- News>
- Economy
Inflation eases to 5-year low of 3.17% in January
Retail inflation eased to 3.17 percent in January, its lowest level in at least five years.
New Delhi: Retail inflation eased to 3.17 percent in January, its lowest level in at least five years.
According to data released by the Central Statistics Office (CSO), the fall in retail inflation was mainly due to a drop in the annual food inflation.
Food inflation stood at 0.53 percent last month, lower than 1.37 percent in December.
The Consumer Price Index-based inflation was at 5.69 percent in January last year.
Headline inflation has been under 4 percent since November, well below the RBI's 5 percent target for March and medium-term target of 4 percent.
Low inflation led many to believe the central bank would cut the repo rate last week.
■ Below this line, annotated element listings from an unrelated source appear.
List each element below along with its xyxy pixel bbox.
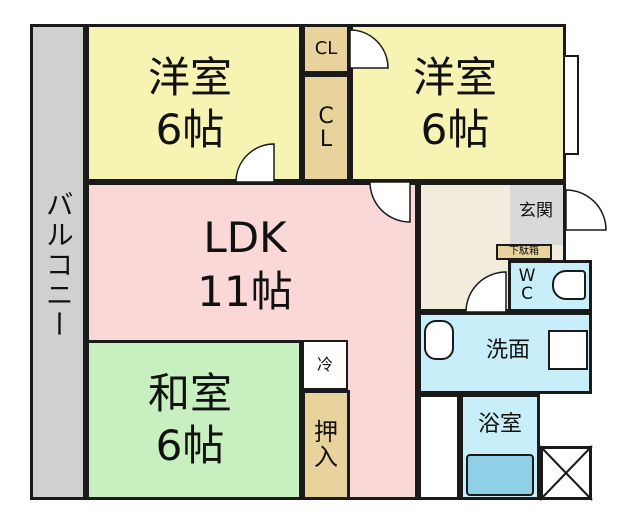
western-room-right-size: 6帖 <box>420 104 490 154</box>
closet-side <box>302 74 350 182</box>
japanese-room-name: 和室 <box>147 368 232 418</box>
window-right <box>563 55 579 155</box>
balcony-label: バルコニー <box>41 190 75 340</box>
entrance-floor <box>510 185 563 245</box>
wc <box>508 260 592 312</box>
wc-label: W C <box>518 266 536 304</box>
kitchen-counter <box>418 394 460 500</box>
washing-machine-icon <box>548 330 588 370</box>
western-room-left-name: 洋室 <box>147 52 232 102</box>
closet-side-label: C L <box>318 103 334 152</box>
western-room-right-name: 洋室 <box>412 52 497 102</box>
shoe-box-label: 下駄箱 <box>509 245 539 257</box>
sink-icon <box>424 320 454 360</box>
fridge-label: 冷 <box>316 354 333 374</box>
japanese-room <box>86 340 302 500</box>
western-room-left-size: 6帖 <box>155 104 225 154</box>
ldk-size: 11帖 <box>197 266 293 316</box>
oshiire <box>302 390 350 500</box>
bathtub-icon <box>466 454 534 496</box>
balcony <box>30 24 86 500</box>
entrance-label: 玄関 <box>519 201 553 222</box>
fridge-space <box>302 340 348 390</box>
shoe-box <box>496 244 552 260</box>
closet-top-label: CL <box>314 37 338 59</box>
japanese-room-size: 6帖 <box>155 420 225 470</box>
ldk-name: LDK <box>203 212 287 262</box>
washroom-label: 洗面 <box>485 338 530 364</box>
toilet-icon <box>552 270 586 300</box>
closet-top <box>302 24 350 74</box>
oshiire-label: 押 入 <box>314 417 338 471</box>
bathroom-label: 浴室 <box>477 412 522 438</box>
But a pick-up in global crude prices, a volatile foreign exchange market, and relatively high domestic non-food and non-fuel inflation have fuelled concerns among RBI officials.
Last week, the RBI shocked investors by holding at 6.25 percent and shifting its monetary policy stance to "neutral" from "accommodative".
RBI has projected retail inflation in the range of 4 to 4.5 percent in the first half of 2017-18 fiscal and between 4.5 percent to 5 percent in the second half.
The monetary policy committee said it is "committed to bringing headline inflation closer to 4.0 percent on a durable basis and in a calibrated manner" and this requires further "significant decline in inflation expectations, especially since the services component of inflation that is sensitive to wage movements has been sticky.
"The committee decided to change the stance from accommodative to neutral while keeping the policy rate on hold to assess how the transitory effects of demonetisation on inflation and the output gap play out," the resolution of the Monetary Policy Committee said.